-->


Friday 22 March 2013

Ibnu Sina: Raksasa Intelektual Muslim

Meninggalkan jejak-jejak tak ternilai di berbagai cabang ilmu. Karyanya meliputi logika, kedokteran, filsafat, matematika, astrologi, teologi, etika, politik, mistik, tafsir, kesusastraan dan musik.
Di Timur dan Barat, namanya begitu gemilang. Kecerdasannya memukau banyak orang. Karya yang dihasilkan sangat monumental dan selalu menjadi rujukan. Tak hanya satu ilmu, ia menekuni banyak bidang. Dari musik, sastra, filsafat sampai kedokteran. Tak aneh, kalau kemudian ia menjadi toggak dan pilar penggerak paling berpengaruh di dunia.
Dialah Ibnu Sina. Nama aslinya Abu Ali Al-Hussain Ibn Abdullah Ibnu Sina. Ia lahir di Afshana, dekat kota Bukhara (Turkistan) pada 980 M. Ayahnya bernama Abdullah, berasal dari Balkh. Abdullah pernah diangkat sebagai gubernur Samanite, kemudian ditugaskan di Bukhara. Di situlah, Ibnu Sina mengawali pendidikannya.

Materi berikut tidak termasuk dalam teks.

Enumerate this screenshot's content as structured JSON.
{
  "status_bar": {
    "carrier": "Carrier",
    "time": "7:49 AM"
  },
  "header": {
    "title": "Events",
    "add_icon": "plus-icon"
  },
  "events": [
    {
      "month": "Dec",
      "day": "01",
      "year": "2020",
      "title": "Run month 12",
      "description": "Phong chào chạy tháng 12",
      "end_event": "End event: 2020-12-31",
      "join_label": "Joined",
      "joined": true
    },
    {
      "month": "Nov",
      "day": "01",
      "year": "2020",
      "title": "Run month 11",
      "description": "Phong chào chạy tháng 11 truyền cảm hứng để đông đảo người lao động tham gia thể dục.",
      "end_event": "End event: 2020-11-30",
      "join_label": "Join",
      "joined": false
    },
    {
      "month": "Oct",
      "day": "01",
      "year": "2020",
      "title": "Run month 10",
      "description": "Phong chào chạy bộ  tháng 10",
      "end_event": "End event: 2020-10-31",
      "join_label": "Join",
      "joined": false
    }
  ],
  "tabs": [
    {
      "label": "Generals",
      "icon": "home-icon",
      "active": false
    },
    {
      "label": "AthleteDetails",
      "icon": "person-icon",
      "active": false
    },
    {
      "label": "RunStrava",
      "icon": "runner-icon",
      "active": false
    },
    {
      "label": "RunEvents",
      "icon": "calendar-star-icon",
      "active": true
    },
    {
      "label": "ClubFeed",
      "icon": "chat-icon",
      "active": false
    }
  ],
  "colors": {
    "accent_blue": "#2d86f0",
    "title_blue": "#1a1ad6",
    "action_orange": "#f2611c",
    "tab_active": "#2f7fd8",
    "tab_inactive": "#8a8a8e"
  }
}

Sejak belia, ia telah memperlihatkan kecerdasannya. Pada umur 10 tahun, ia hafal al-Qur’an. Ia juga menekuni berbagai literatur. Diasuh oleh keluarga Ismailiyah, ia sangat terpengaruh oleh ajaran Proselitisme Ismailiyah. Ia pun mengembangkan cita-citanya untuk mendalami filsafat. Itu memungkinkannya mempelajari alam pikiran Yunani, Islam, dan berbagai materi filsafat lainnya.
Ia sempat berguru pada Abu Abdullah, seorang ahli filsafat terkemuka saat itu. Sina belajar Ilmu mantiq, geometri, dan astronomi. Saking cerdasnya, dengan cepat, ia berhasil melampaui sang guru. Lalu, ia pun belajar ilmu kedokteran, fisika, dan metafisika al-Farabi secara otodidak. Di usia masih muda, ia berhasil menguasai ilmu-ilmu tersebut secara mendalam. Terutama kedokteran. Sehingga, banyak dokter praktek saat itu kerap berkonsultasi dengannya untuk memecahkan kesulitan.
Pada usia 17 tahun, ia menjadi dokter muda. Kemampuannya makin mengagumkan ketika ia berhasil menyembuhkan Nuh Ibn Mansur, raja dari Bukhara. Padahal, saat itu, banyak dokter ahli dan cendekiawan terkemuka yang berkumpul di istana. Namun, kesemuanya tak mampu menyembuhkan. Sang Raja hendak memberikan hadiah. Namun, Sina hanya meminta diperbolehkan melahap semua buku yang ada di perpustakaan istana.
Serasa menemukan kekasihnya, dengan giat ia mulai membaca semua buku purba di perpustakaan itu. Buku-buku itu tersimpan rapi dalam peti. Dan, buku-buku itu adalah karya yang jarang dibaca orang. Karena kecerdasannya yang luar biasa, dengan cepat, Sina menguasai bermacam-macam ilmu. Empat tahun kemudian, ia pun mulai menulis. Gaya tulisannya jelas dan gamblang.
Tak lama, ayahnya wafat. Ia pun meninggalkan Bukhara karena instabilitas politik. Ia berangkat menuju Jurjan. Di sana, ia membuka praktek dokter. Ia juga aktif bergerak dalam bidang pendidikan dan menulis buku. Namanya terus menjulang. Ia pun sempat diundang oleh Raja Khwarizim yang mengurusi soal pendidikan dan kebudayaan. Pada masa itu, ia bertemu dengan tokoh besar sezamannya, Abu Raihan al-Biruni.
Sina merasa cocok tinggal di Jurjan. Namun, karena perkembangan politik yang tidak menguntungkan dan merasa kurangnya perlindungan dan apresiasi atas karya ilmiahnya, ia meninggalkan kota itu dan pergi ke Rayy. Di Rayy, ia diterima dengan baik oleh Majdul Dawlah. Namun, ia hanya singgah sebentar. Kemudian, ia berlabuh di Hamadan. Di situ, ia berdiam lebih lama. Ia berhubungan baik dengan penguasa Sahamsud Dawlah, yang pernah disembuhkannya dari sakit perut yang kronis.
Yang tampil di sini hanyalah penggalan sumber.